BTK inhibition is thought to suppress autoantibody-producing cells, which preclinical research suggests may be therapeutically useful in certain autoimmune diseases. The global Phase III clinical development programme evaluating evobrutinib in MS includes two pivotal studies, EVOLUTION RMS 1 and 2. Evobrutinib is currently under clinical investigation and not approved for any use anywhere in the world.
About Multiple Sclerosis
Multiple sclerosis (MS) is a chronic, inflammatory condition of the central nervous system and is the most common non-traumatic, disabling neurological disease in young adults. It is estimated that approximately 2.3 million people have MS worldwide. While symptoms can vary, the most common symptoms of MS include blurred vision, numbness or tingling in the limbs and problems with strength and coordination. The relapsing forms of MS are the most common.
Merck in Neurology and Immunology
Merck has a long-standing legacy in neurology and immunology, with significant R&D and commercial experience in multiple sclerosis (MS).
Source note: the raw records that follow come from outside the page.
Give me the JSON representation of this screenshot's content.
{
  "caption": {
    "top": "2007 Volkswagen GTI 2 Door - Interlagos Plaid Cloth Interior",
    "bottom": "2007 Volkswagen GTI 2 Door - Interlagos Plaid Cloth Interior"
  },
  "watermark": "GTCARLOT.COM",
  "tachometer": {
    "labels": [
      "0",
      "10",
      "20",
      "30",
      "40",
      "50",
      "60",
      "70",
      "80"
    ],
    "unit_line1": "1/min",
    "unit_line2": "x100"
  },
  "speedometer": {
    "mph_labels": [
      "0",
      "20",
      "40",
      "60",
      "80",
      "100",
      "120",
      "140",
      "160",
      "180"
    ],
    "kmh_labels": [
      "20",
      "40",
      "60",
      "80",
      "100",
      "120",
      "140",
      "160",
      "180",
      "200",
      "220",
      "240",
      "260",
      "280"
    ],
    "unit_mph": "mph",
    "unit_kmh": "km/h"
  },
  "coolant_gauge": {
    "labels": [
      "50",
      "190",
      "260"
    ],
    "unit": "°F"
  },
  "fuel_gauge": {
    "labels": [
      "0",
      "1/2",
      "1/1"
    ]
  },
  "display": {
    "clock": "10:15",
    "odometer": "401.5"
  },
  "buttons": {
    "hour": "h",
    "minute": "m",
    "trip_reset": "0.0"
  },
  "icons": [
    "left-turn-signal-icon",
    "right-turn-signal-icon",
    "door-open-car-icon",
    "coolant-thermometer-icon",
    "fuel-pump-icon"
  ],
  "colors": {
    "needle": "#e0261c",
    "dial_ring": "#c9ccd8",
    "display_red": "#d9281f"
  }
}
The company‘s current MS portfolio includes two products for the treatment of relapsing MS, with a robust pipeline focusing on discovering new therapies that have the potential to modulate key pathogenic mechanisms in MS. Merck aims to improve the lives of those living with MS, by addressing areas of unmet medical needs.
The company’s robust immunology pipeline focuses on discovering new therapies that have the potential to modulate key pathogenic mechanisms in chronic diseases such as MS, systemic lupus erythematosus (SLE) and forms of arthritis, including rheumatoid arthritis (RA) and osteoarthritis (OA).